HIV and TB Treatment Neeeded in Myanmar

Doctors Without Borders (MSF) recently released a call for increased funds to combat HIV and TB in Myanmar. The population of the country is just under 48 million people, MSF reports that 120,000 people are living with HIV and 300,000 are living with TB. That works out to 1:400 people living with HIV and 1:160 with TB, of particular danger and relevance to this report are those living with co-infections. The report states “20% of people living with TB in Myanmar are co-infected with HIV/AIDS.” This 20% of people living with TB represents 50% of those living with HIV, from my view this paints a more dire picture. Is HIV a risk factor for TB? or is TB a risk factor for HIV? or is there some other factor that compounds the risk for both? The average per capita income is reported as $379.60 by the United Nations. We are not afraid of poverty, but we sure are afraid of Multi-Drug Resistant Tuberculosis. What comes first, HIV or TB? What comes first, poverty of infectious disease?

1 comment
  1. The interaction of HIV and the TB bacillus is fairly well understood, at least up to a point. Having HIV does not in itself make a person more likely to get infected with the TB bacillus.
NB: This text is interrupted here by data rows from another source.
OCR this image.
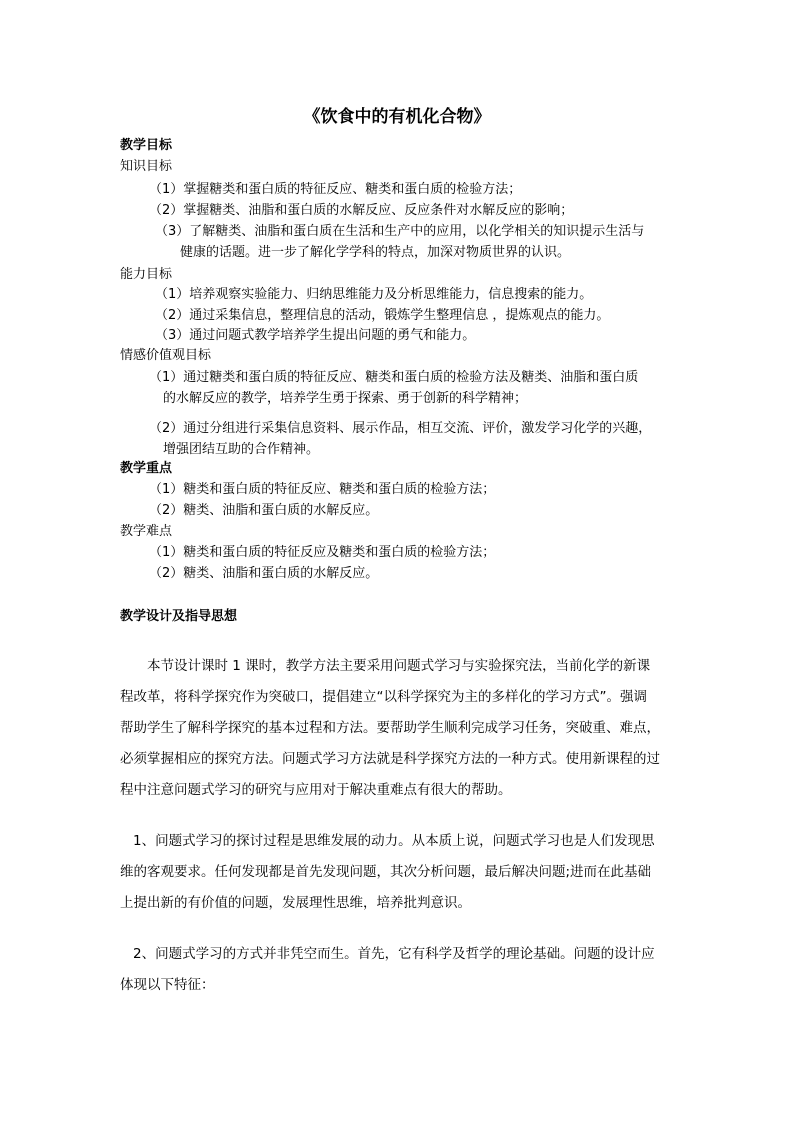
《饮食中的有机化合物》
教学目标
知识目标
（1）掌握糖类和蛋白质的特征反应、糖类和蛋白质的检验方法；
（2）掌握糖类、油脂和蛋白质的水解反应、反应条件对水解反应的影响；
（3）了解糖类、油脂和蛋白质在生活和生产中的应用，以化学相关的知识提示生活与
健康的话题。进一步了解化学学科的特点，加深对物质世界的认识。
能力目标
（1）培养观察实验能力、归纳思维能力及分析思维能力，信息搜索的能力。
（2）通过采集信息，整理信息的活动，锻炼学生整理信息 ，提炼观点的能力。
（3）通过问题式教学培养学生提出问题的勇气和能力。
情感价值观目标
（1）通过糖类和蛋白质的特征反应、糖类和蛋白质的检验方法及糖类、油脂和蛋白质
的水解反应的教学，培养学生勇于探索、勇于创新的科学精神；
（2）通过分组进行采集信息资料、展示作品，相互交流、评价，激发学习化学的兴趣，
增强团结互助的合作精神。
教学重点
（1）糖类和蛋白质的特征反应、糖类和蛋白质的检验方法；
（2）糖类、油脂和蛋白质的水解反应。
教学难点
（1）糖类和蛋白质的特征反应及糖类和蛋白质的检验方法；
（2）糖类、油脂和蛋白质的水解反应。
教学设计及指导思想
本节设计课时 1 课时，教学方法主要采用问题式学习与实验探究法，当前化学的新课
程改革，将科学探究作为突破口，提倡建立“以科学探究为主的多样化的学习方式”。强调
帮助学生了解科学探究的基本过程和方法。要帮助学生顺利完成学习任务，突破重、难点，
必须掌握相应的探究方法。问题式学习方法就是科学探究方法的一种方式。使用新课程的过
程中注意问题式学习的研究与应用对于解决重难点有很大的帮助。
1、问题式学习的探讨过程是思维发展的动力。从本质上说，问题式学习也是人们发现思
维的客观要求。任何发现都是首先发现问题，其次分析问题，最后解决问题;进而在此基础
上提出新的有价值的问题，发展理性思维，培养批判意识。
2、问题式学习的方式并非凭空而生。首先，它有科学及哲学的理论基础。问题的设计应
体现以下特征：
But if the immunocompromised person does acquire TB infection he or she is more likely to get sick from the TB than would someone who is infected with TB but whose immune system is robust.
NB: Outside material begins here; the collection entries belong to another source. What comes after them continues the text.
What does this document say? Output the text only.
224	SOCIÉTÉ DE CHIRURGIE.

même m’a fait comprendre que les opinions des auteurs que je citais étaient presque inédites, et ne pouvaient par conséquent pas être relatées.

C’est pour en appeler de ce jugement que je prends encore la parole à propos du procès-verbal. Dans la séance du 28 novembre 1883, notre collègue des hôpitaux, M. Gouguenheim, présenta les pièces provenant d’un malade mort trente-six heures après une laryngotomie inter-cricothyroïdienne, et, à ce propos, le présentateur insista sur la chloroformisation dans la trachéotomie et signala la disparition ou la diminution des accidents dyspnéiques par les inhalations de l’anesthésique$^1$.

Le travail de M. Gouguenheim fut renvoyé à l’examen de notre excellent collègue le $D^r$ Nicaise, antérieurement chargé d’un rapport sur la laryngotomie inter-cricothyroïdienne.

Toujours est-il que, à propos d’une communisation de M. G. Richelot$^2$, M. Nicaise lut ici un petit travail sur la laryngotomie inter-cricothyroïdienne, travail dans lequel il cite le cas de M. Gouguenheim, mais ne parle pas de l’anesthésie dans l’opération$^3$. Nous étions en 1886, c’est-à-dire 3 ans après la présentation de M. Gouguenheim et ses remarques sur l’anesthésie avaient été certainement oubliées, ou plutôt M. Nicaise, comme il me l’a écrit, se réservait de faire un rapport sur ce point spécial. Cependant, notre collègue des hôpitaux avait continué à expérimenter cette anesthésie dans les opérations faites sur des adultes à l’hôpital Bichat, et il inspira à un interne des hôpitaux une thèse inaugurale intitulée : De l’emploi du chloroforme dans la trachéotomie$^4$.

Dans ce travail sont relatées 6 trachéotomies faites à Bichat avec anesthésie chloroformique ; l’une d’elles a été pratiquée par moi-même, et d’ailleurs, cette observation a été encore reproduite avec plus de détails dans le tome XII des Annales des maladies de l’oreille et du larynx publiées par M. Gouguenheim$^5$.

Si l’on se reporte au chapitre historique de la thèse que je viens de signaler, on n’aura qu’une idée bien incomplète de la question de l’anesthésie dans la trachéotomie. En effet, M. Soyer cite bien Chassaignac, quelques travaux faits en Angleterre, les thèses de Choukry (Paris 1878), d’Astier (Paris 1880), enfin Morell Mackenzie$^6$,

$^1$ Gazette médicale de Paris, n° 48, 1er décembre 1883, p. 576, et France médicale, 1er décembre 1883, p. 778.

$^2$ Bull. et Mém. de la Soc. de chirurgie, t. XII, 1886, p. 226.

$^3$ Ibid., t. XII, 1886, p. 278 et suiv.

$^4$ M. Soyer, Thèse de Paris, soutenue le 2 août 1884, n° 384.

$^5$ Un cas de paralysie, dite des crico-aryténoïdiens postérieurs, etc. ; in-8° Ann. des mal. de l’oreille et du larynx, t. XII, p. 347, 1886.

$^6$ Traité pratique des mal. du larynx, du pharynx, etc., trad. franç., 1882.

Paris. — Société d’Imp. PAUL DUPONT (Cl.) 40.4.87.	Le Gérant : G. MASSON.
    What makes the picture murky is the social context of the two infections. TB travels in circles where there is overcrowding and poor nutrition. HIV travels with drug injection. Obviously, if drug injectors aren’t cared for, they’ll migrate socially into the circles where TB is more common. An expanding HIV outbreak will carry with it a big wave of new TB cases. If TB isn’t treated properly, as Jared points out, it will likely lead to drug resistance, and further spread of drug-resistant TB strains. The bad news turns into worse news.